Entertainment Meter: 4/5

Unique in its own way, Svaha is a blend of rich Indian mythology and a super hero’s saga. After reading about Thor of Norse mythology and Zeus of Greek mythology finally we have a superhero from our own Indian mythology. It is a fictional story woven around the folk tales and Indian myths of our childhood.

Slash, young reckless naive girl found herself in middle of the grand plan of humanity’s destruction. However, she has a guardian angel on her shoulder, indestructible Soldier X. Flying man in a leather jacket who is cool in his own way.
There is no particular villain, but yes several very important characters. Some of turn try to open the portal between the two worlds to unleash one of the most feared villain of Indian mythology.

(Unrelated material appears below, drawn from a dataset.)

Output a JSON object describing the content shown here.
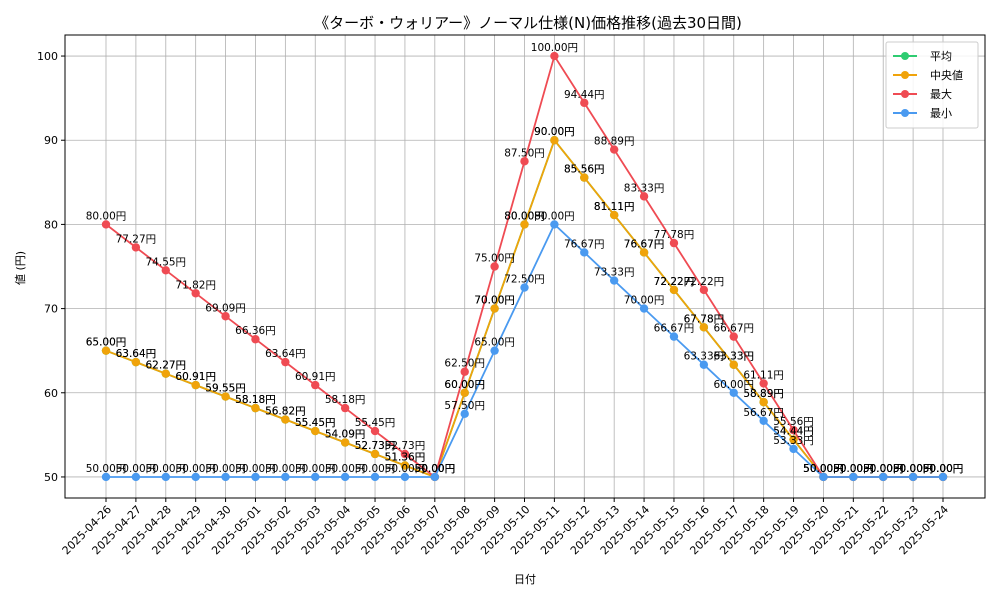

There are several sub-plots in midst of the story which creates a larger picture on the whole. Major Khanna from FORCE ONE, Paramacharya of the Trimbak math, The Council and The Deus Corp all trying to exploit the opportunity and achieve their own agenda. The key piece to save the world is ‘The Chosen One’ with Angel on her shoulder.

Can Slash save the world from destruction? Who exactly is Soldier X? Why is He helping Slash?
Pratik did a wonderful job, narrating the whole story in a short and crisp chapters. He avoided the details, which I personally don’t like but way he carried away the whole story with so many sub-plots is admirable. Backdrop of the protagonists and the antagonists are beautifully explained. He built the sense of excitement and suspense which is flawless.

Book ends on a cliffhanger with some loose ends clearly indicating the forthcoming sequels.

With ‘Svaha’, Pratik started an altogether new genre of Indian superhero writing which was long-awaited.